All of these options are available no matter how you consume Cassandra. Whether you deploy on your own using open source Cassandra, on Kubernetes with K8ssandra, or in the cloud with services like DataStax Astra DB, you get the same great system. The freedom you get with open source is the freedom to choose how you build your application.
Built by developers for developers
As we continue to innovate and expand Cassandra’s capabilities, we are committed to staying at the forefront of your data management needs. The introduction of vector search is an exciting new use case that makes data-driven applications even more powerful and versatile. This, along with other cutting-edge features such as large-scale distributed ACID transactions, will make Cassandra 5.0 the most significant upgrade. We don’t stop here either. Companies and developers that support Cassandra are eager to find more ways to consolidate data, simplify management, and save costs.
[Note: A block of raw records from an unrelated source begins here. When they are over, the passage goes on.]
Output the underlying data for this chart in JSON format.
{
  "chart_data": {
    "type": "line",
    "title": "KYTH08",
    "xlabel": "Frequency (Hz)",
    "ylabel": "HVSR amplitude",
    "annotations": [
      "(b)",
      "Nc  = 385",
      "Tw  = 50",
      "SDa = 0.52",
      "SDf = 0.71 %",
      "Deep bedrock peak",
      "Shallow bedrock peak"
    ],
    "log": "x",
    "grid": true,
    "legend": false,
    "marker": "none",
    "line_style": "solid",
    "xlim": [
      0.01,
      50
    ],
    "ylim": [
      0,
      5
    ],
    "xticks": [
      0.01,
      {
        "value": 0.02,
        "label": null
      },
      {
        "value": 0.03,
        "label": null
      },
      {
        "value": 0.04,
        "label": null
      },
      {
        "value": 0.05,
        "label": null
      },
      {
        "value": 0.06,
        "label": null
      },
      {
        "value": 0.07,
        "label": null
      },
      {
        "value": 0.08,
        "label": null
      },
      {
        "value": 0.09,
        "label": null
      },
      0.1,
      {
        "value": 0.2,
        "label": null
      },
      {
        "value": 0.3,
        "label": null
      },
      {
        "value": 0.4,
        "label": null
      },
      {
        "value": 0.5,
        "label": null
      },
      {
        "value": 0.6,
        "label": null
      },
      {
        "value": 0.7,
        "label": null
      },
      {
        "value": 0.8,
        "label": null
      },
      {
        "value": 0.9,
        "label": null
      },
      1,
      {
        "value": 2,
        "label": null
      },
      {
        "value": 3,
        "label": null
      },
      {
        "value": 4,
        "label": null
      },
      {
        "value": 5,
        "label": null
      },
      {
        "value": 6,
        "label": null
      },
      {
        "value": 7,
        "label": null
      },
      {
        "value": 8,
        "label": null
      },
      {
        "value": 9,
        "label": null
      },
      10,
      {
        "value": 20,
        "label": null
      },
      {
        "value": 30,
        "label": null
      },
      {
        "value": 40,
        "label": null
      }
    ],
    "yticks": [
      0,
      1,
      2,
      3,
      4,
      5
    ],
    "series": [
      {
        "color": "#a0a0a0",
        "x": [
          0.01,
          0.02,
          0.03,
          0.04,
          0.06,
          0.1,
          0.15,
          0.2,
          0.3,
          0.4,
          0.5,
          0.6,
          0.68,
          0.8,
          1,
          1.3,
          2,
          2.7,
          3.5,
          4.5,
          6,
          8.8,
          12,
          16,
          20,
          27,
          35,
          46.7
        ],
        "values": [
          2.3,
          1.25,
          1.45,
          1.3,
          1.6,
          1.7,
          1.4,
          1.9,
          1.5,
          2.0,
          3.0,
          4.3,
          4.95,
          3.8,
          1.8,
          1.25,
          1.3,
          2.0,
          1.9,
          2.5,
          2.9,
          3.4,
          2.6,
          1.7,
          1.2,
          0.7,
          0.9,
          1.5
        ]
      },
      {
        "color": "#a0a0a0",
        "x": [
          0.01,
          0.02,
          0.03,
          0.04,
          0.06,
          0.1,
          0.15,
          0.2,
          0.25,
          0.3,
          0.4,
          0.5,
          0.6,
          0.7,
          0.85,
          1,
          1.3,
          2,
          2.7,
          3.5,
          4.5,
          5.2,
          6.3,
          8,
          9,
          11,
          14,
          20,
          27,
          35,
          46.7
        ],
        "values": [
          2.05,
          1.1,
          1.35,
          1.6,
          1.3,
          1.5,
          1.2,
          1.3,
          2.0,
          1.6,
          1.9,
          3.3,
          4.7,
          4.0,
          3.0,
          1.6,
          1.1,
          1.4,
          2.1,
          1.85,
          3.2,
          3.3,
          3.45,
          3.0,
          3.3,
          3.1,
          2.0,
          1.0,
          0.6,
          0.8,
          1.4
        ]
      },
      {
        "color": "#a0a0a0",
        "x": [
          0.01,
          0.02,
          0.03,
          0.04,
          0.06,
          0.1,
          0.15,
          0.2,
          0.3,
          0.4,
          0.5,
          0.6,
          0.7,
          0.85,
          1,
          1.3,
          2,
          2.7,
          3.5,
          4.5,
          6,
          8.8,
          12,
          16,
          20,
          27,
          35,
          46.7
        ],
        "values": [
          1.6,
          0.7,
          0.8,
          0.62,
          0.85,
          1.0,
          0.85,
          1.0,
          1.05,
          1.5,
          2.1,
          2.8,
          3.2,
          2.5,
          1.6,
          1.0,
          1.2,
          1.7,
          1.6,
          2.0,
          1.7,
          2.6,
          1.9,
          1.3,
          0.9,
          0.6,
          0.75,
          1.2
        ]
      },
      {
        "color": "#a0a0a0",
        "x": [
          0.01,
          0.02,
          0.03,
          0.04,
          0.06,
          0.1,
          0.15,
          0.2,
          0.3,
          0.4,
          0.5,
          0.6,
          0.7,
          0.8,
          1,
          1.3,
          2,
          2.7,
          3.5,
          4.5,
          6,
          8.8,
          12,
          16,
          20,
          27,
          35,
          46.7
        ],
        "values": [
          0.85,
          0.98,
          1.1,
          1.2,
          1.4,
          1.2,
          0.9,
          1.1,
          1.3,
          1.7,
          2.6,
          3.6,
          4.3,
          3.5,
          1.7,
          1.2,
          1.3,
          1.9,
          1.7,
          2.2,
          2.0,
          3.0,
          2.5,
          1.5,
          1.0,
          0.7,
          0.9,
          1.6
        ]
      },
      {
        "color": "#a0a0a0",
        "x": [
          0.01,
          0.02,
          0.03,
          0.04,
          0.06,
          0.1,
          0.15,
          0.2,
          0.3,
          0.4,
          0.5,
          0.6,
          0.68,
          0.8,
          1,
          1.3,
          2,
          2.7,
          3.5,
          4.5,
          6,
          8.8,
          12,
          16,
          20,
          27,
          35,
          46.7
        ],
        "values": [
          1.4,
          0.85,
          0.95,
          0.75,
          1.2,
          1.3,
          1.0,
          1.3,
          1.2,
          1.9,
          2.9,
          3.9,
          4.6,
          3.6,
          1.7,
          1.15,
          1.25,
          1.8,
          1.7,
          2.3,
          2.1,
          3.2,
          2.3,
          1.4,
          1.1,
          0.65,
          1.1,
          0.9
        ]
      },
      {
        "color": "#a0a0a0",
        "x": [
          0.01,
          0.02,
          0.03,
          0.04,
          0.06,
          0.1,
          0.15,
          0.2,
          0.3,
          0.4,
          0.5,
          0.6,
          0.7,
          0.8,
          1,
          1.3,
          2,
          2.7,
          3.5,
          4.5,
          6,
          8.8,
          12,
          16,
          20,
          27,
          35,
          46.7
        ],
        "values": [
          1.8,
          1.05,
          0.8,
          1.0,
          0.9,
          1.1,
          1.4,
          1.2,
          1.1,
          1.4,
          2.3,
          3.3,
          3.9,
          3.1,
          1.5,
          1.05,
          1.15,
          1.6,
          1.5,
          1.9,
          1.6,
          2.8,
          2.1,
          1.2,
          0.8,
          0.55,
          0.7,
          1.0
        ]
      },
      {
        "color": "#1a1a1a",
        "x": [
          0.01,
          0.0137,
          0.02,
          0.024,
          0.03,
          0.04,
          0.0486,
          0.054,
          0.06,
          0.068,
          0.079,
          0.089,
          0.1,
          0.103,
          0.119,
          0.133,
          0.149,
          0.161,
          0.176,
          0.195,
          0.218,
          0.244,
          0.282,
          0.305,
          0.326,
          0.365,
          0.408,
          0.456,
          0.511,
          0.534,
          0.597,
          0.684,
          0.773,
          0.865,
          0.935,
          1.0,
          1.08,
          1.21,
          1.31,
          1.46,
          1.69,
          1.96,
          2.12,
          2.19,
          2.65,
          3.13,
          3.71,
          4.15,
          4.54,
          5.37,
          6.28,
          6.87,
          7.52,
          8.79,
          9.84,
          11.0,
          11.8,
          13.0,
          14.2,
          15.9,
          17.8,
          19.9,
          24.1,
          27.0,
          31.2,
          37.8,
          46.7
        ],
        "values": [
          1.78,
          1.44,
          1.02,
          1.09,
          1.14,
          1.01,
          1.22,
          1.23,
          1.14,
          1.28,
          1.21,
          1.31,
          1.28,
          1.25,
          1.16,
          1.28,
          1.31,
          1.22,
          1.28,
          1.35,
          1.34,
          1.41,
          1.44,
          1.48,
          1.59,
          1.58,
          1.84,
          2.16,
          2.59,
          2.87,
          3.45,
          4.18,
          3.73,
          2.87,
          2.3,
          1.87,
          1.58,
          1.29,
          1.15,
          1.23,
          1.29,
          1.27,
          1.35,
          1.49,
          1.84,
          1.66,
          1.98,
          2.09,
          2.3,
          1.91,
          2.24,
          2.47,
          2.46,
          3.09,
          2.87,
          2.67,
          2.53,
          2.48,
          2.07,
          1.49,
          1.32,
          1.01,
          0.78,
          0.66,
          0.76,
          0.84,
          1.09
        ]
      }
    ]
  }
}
We believe this addition will be useful not only for AI developers, but also for organizations managing large data sets that benefit from fast similarity searches. So keep an eye out for the alpha release of Cassandra with vector search capabilities, planned for Q3. We look forward to seeing the amazing applications you build with this new feature. We would also appreciate it if you could share your use cases with the Planet Cassandra community.